Justiz
Stiefmutter verletzt Siebenjährige mit Messer
Weil sie sich eine Haarsträhne gekürzt hatte, hat eine 36-Jährige ihre siebenjährige Stieftochter mit einem Messer verletzt. Das Auricher Gericht verurteilte die Frau zu einer Bewährungsstrafe.
Aurich - Weil sich ein siebenjähriges Mädchen ein Stück von ihrem Haar abgeschnitten hat, versetzte ihm seine Stiefmutter mit dem Küchenmesser einen fünf Zentimeter langen Schnitt auf dem Handrücken. Die Wunde wurde im Krankenhaus mit sechs Stichen genäht. Die „Bestrafungsaktion aus nichtigem Anlass“, wie sie die Staatsanwältin in ihrem Plädoyer bezeichnete, war am Mittwoch Gegenstand einer Verhandlung am Auricher Amtsgericht.
Zunächst wollte das Kind nicht gegen die Angeklagte aussagen, doch mit viel Einfühlungsvermögen gelang es Strafrichter Simon Breuker, die Wahrheit ans Tageslicht zu befördern. Die 36-jährige Auricherin wurde zu einer Bewährungsstrafe über ein Jahr und zwei Monate verurteilt. Sie darf sich drei Jahre nichts zuschulden kommen lassen und muss 100 Stunden gemeinnützige Arbeit leisten. Das Mädchen lebt inzwischen in einer Pflegefamilie.
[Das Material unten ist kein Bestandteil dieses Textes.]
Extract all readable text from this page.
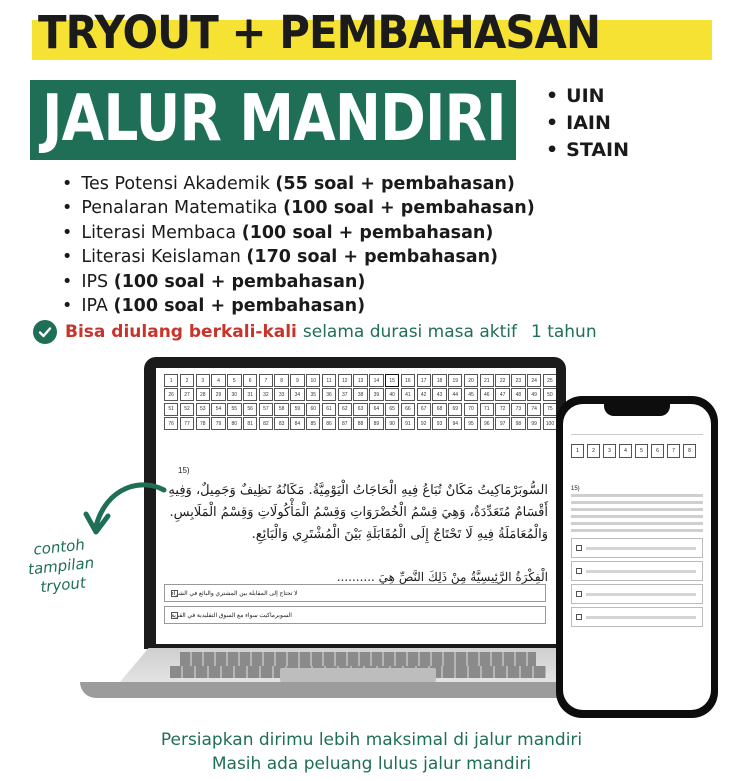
TRYOUT + PEMBAHASAN
JALUR MANDIRI
•	UIN
• IAIN
• STAIN
• Tes Potensi Akademik (55 soal + pembahasan)
• Penalaran Matematika (100 soal + pembahasan)
• Literasi Membaca (100 soal + pembahasan)
• Literasi Keislaman (170 soal + pembahasan)
• IPS (100 soal + pembahasan)
• IPA (100 soal + pembahasan)
Bisa diulang berkali-kali selama durasi masa aktif 1 tahun
1	2	3	4	5	6	7	8	9	10	11	12	13	14	15	16	17	18	19	20	21	22	23	24	25
26	27	28	29	30	31	32	33	34	35	36	37	38	39	40	41	42	43	44	45	46	47	48	49	50
51	52	53	54	55	56	57	58	59	60	61	62	63	64	65	66	67	68	69	70	71	72	73	74	75
76	77	78	79	80	81	82	83	84	85	86	87	88	89	90	91	92	93	94	95	96	97	98	99	100
15)
السُّوبَرْمَاكِيتُ مَكَانٌ تُبَاعُ فِيهِ الْحَاجَاتُ الْيَوْمِيَّةُ. مَكَانُهُ نَظِيفٌ وَجَمِيلٌ، وَفِيهِ أَقْسَامٌ مُتَعَدِّدَةٌ، وَهِيَ قِسْمُ الْخُضْرَوَاتِ وَقِسْمُ الْمَأْكُولَاتِ وَقِسْمُ الْمَلَابِسِ. وَالْمُعَامَلَةُ فِيهِ لَا تَحْتَاجُ إِلَى الْمُقَابَلَةِ بَيْنَ الْمُشْتَرِي وَالْبَائِعِ.
الْفِكْرَةُ الرَّئِيسِيَّةُ مِنْ ذَلِكَ النَّصِّ هِيَ ..........
لا تحتاج إلى المقابلة بين المشتري والبائع في الشراء
السوبرماكيت سواء مع السوق التقليدية في القرية
contoh
tampilan
tryout
1	2	3	4	5	6	7	8
15)
Persiapkan dirimu lebih maksimal di jalur mandiri
Masih ada peluang lulus jalur mandiri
Die prominente Narbe wird sie lebenslang an den „physisch und psychisch verletzenden Vorgang“, so die Worte der Staatsanwältin, erinnern.
36-Jährige bestritt Vorwurf
Auslöser der Tat am 10. Februar war offenbar, dass sich das Kind an einer Seitenpartie einige Haarsträhnen gekürzt hatte, weil ein Kaugummi darin klebte. Die Stiefmutter soll das laut Anklage bemerkt und ihr aus Verärgerung die tiefe Wunde zugefügt haben.
Die 36-Jährige bestritt den Vorwurf. Das Mädchen habe sich die Verletzung aus Versehen selbst zugefügt, sagte sie aus. „Es ist nicht plausibel, wenn ich sie verletze und ins Krankenhaus bringe. Das passt nicht zusammen“, verteidigte sie sich. Allerdings wich ihre Schilderung des Tathergangs von vorherigen Versionen ab, die sie gegenüber der Polizei angegeben hat.
Angeklagte im Kreuzverhör
Auf Nachhaken des Richters beschrieb sie das Kind als psychisch labil und zu Selbstverletzungen neigend. Die Staatsanwältin nahm die Angeklagte über eine halbe Stunde lang ins Kreuzverhör und forschte nach Details. Insbesondere der Umstand, dass sich eine Rechtshänderin mit einem Messer auf dem rechten Handrücken selbst verletzt haben soll, kam ihr merkwürdig vor.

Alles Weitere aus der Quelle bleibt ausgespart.